Apart from the above restrictions on women, the Taliban has:
- Banned listening to music, not only for women but men as well.
- Banned the watching of movies, television and videos, for everyone.
- Banned celebrating the traditional new year (Nowroz) on March 21. The Taliban has proclaimed the holiday un-Islamic.
- Disavowed Labor Day (May 1st), because it is deemed a "communist" holiday.
- Ordered that all people with non-Islamic names change them to Islamic ones.
- Forced haircuts upon Afghan youth.
- Ordered that men wear Islamic clothes and a cap.
- Ordered that men not shave or trim their beards, which should grow long enough to protrude from a fist clasped at the point of the chin.
- Ordered that all people attend prayers in mosques five times daily.
- Banned the keeping of pigeons and playing with the birds, describing it as un-Islamic. The violators will be imprisoned and the birds shall be killed. The kite flying has also been stopped.
- Ordered all onlookers, while encouraging the sportsmen, to chant Allah-o-Akbar (God is great) and refrain from clapping.
- Ban on certain games including kite flying which is "un-Islamic" according to Taliban.
- Anyone who carries objectionable literature will be executed.
- Anyone who converts from Islam to any other religion will be executed.
- All boy students must wear turbans. They say "No turban, no education".
- Non-Muslim minorities must distinct badge or stitch a yellow cloth onto their dress to be differentiated from the majority Muslim population. Just like what did Nazis with Jews.
- Banned the use of the internet by both ordinary Afghans and foreigners.
And so on...
Many of the anti-women rules that Taliban practiced were first of all the rules formulated and practiced by Rabbani-Massoud government after they came to power in 1992, but no one talk about them and it is painful that today even they are called the champaions of women's rights!!
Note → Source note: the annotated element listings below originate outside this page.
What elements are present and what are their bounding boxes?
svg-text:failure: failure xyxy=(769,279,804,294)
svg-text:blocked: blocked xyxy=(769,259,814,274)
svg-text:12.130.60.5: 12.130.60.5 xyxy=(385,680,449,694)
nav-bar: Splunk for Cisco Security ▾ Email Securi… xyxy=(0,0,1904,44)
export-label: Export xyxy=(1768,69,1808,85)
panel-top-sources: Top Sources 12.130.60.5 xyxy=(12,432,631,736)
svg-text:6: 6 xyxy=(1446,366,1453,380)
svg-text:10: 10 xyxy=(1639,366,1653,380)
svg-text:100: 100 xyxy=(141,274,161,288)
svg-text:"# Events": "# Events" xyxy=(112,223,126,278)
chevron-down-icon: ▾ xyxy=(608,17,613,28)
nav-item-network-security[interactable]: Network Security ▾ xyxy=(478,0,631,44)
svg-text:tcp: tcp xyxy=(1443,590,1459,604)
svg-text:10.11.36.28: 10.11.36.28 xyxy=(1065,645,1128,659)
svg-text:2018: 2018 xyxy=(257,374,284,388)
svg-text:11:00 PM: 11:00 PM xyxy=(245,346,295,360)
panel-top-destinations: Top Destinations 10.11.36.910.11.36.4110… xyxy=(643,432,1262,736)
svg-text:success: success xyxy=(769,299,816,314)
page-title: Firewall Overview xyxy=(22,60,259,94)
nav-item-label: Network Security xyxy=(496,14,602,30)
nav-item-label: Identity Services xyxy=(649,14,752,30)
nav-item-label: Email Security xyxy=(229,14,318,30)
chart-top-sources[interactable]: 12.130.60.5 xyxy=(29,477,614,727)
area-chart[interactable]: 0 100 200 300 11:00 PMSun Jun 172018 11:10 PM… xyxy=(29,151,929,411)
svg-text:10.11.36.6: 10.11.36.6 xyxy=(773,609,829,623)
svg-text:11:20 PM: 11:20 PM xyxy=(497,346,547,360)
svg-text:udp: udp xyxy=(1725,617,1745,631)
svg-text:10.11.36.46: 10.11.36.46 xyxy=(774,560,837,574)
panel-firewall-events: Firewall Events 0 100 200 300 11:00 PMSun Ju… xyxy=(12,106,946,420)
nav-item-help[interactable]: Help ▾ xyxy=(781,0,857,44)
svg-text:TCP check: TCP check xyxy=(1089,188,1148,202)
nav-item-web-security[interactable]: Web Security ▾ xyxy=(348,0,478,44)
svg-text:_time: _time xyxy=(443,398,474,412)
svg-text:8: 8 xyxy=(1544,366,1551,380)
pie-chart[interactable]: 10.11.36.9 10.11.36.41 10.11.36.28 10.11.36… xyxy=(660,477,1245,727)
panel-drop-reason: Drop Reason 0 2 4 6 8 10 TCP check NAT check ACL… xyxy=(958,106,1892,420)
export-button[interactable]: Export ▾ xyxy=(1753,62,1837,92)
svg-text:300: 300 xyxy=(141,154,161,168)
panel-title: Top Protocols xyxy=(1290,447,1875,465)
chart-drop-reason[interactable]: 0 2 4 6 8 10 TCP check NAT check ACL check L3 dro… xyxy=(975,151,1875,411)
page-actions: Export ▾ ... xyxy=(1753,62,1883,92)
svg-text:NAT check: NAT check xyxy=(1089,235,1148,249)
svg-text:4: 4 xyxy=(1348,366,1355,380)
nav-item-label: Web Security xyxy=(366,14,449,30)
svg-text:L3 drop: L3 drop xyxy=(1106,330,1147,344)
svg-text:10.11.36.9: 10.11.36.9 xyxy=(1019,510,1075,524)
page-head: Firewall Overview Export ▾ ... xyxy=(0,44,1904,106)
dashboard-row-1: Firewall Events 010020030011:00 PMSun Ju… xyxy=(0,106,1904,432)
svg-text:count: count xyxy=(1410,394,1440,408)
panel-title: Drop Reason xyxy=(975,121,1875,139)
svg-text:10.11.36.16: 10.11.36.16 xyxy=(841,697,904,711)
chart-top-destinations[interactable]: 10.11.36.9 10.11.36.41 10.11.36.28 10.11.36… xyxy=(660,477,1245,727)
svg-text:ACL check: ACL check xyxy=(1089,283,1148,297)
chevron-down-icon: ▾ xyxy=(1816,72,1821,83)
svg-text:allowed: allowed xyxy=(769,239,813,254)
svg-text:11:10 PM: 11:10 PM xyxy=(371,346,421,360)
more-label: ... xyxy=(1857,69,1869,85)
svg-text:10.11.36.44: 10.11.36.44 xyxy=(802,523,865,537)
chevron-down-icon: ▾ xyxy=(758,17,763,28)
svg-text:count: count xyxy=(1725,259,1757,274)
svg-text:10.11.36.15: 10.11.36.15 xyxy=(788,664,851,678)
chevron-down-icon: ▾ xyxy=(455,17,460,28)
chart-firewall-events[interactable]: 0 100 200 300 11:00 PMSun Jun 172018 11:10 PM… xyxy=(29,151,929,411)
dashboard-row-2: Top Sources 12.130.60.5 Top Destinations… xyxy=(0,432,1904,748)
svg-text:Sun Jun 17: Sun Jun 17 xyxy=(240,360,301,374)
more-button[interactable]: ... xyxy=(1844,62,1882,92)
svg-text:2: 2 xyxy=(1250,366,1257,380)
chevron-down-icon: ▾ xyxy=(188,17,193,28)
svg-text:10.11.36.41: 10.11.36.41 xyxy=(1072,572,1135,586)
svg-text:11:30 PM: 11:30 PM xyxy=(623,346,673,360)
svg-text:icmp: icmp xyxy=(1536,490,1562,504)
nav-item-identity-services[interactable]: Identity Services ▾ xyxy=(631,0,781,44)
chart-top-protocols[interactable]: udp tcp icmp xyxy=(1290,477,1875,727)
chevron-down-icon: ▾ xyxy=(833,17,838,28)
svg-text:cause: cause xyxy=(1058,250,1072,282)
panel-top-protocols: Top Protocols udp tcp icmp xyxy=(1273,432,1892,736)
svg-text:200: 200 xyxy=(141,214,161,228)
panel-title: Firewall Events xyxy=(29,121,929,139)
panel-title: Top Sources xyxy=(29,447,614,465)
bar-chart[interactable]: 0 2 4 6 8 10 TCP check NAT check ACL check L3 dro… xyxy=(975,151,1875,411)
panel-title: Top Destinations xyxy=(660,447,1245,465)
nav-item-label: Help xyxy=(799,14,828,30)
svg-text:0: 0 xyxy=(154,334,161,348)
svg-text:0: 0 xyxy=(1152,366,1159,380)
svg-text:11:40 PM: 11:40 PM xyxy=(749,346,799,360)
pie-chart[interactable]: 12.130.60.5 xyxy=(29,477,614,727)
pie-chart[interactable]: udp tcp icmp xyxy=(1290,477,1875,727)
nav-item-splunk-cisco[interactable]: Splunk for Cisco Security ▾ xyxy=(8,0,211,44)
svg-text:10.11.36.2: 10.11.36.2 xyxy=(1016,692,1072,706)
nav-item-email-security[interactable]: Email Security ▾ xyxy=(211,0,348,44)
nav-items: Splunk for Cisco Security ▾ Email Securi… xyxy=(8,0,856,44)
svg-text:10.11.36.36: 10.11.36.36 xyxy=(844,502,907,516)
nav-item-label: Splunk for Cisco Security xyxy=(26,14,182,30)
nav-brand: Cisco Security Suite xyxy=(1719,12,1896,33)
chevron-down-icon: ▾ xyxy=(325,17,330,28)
ON November 8, 1994 the UN Secretary-General presented the interim report on the situation of human rights in Afghanistan prepared by Mr. Felix Ermacora, Special Rapporteur of the Commission on Human Rights, in accordance with Commission on Human Rights resolution 1994/84 of 9 March 1994, and Economic and Social Council decision 1994/268 of 25 July 1994.
Parts of the report about women's rights sitaution says:
The Special Rapporteur's attention has been drawn to the Ordinance on the Women's Veil, which is reported to have been issued by a nine-member professional committee of the High Court of the Islamic State of Afghanistan and which reads as follows:
"A denier of veil is an infidel and an unveiled woman is lewd".
"Conditions of wearing veil:
1. The veil must cover the whole body.
2. Women's clothes must not be thin.
3. Women's clothes must not be decorated and colourful.
4. Women's clothes must not be narrow and tight to prevent the seditious limbs from being noticed. The veil must not be thin.
5. Women must not perfume themselves. If a perfumed woman passes by a crowd of men, she is considered to be an adulteress.
6. Women's clothes must not resemble men's clothes.
"In addition,
1. They must not perfume themselves.
2. They must not wear adorning clothes.
3. They must not wear thin clothes.
4. They must not wear narrow and tight clothes.
5. They must cover their entire bodies.
6. Their clothes must not resemble men's clothes.
7. Muslim women's clothes must not resemble non-Muslim women's clothes.
8. Their foot ornaments must not produce sound.
9. They must not wear sound-producing garments.
10. They must not walk in the middle of streets.
11. They must not go out of their houses without their husband's permission.
12. They must not talk to strange men.
13. If it is necessary to talk, they must talk in a low voice and without laughter.
14. They must not look at strangers.
15. They must not mix with strangers."